As managed mail systems begin to be delivered over the cloud, customers will gain other advantages in terms of connectivity to other services, such as document composition.

In net, it no longer costs millions to put a solution in place. I recommend that you start small and grow. Start with some track and trace options and add capabilities over time. You can get big bang for your buck by putting selected software in place to ensure you are doing everything as perfectly as possible and are tapping every cent of savings that your budget will allow. Your savings will likely cover the costs of your investment in a short period of time.

Companies can quickly recover their investments after implementing an automated system. For example, one of our customers, within just a week after installing an automated workflow solution saved several million dollars in postage and paid back their investment six times over.

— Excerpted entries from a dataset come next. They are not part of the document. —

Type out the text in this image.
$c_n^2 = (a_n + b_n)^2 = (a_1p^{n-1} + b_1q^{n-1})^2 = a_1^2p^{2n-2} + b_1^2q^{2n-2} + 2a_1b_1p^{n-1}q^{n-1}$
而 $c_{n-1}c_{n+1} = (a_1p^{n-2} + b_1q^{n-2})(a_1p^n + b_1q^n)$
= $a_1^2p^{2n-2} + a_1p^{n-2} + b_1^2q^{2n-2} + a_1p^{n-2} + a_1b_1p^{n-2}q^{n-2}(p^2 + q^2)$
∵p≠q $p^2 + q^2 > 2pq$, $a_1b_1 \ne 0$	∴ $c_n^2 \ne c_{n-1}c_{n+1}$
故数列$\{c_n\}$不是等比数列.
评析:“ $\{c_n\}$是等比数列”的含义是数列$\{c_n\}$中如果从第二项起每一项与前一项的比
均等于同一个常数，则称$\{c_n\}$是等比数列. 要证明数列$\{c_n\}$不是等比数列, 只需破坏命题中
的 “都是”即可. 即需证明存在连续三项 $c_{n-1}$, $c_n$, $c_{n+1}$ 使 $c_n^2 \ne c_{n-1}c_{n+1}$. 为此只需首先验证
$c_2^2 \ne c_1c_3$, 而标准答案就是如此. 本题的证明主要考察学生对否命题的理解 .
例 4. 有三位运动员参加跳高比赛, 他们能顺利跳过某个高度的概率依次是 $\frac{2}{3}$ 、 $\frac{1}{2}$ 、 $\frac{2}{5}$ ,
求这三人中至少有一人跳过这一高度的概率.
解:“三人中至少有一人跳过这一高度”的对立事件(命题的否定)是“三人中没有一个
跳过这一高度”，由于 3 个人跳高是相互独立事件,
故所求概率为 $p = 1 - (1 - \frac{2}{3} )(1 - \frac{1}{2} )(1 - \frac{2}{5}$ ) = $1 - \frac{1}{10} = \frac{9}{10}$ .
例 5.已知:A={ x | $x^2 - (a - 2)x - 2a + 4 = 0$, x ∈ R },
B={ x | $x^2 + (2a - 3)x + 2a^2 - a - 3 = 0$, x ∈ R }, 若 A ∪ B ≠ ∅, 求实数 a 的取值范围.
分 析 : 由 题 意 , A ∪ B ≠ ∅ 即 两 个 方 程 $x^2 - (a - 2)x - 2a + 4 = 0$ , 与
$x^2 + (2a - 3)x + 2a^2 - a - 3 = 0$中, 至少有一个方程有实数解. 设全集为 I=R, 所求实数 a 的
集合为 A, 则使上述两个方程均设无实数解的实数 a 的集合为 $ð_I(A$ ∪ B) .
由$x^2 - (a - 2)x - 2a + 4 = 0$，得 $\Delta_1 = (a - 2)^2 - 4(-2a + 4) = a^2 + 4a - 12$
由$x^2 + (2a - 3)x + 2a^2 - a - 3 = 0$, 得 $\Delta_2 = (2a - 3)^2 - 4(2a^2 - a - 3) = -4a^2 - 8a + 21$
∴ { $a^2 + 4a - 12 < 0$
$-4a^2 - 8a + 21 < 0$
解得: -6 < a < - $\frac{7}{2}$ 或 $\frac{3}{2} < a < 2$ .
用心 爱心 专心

Miranda Reeves is the Senior Product Manager at Ricoh Production Print Solutions (Ricoh). Focusing on InfoPrint ProcessDirector Software, Ms. Reeves is responsible for the product marketing of the company's leading software products and works primarily on developing and launching new initiatives to market.

Prior to Ricoh, Ms. Reeves held positions at Seagate Technology and Epsilon Data Management. At these companies, as with Ricoh, she worked with engineering and executive teams to design leading products that drive real value to users. She has also been a software engineer and team lead for IBM's iSeries print software products.

Ms. Reeves holds a Master of Business Administration from Regis University and a Bachelor of Science in Mathematics and Computer Science from the Colorado School of Mines.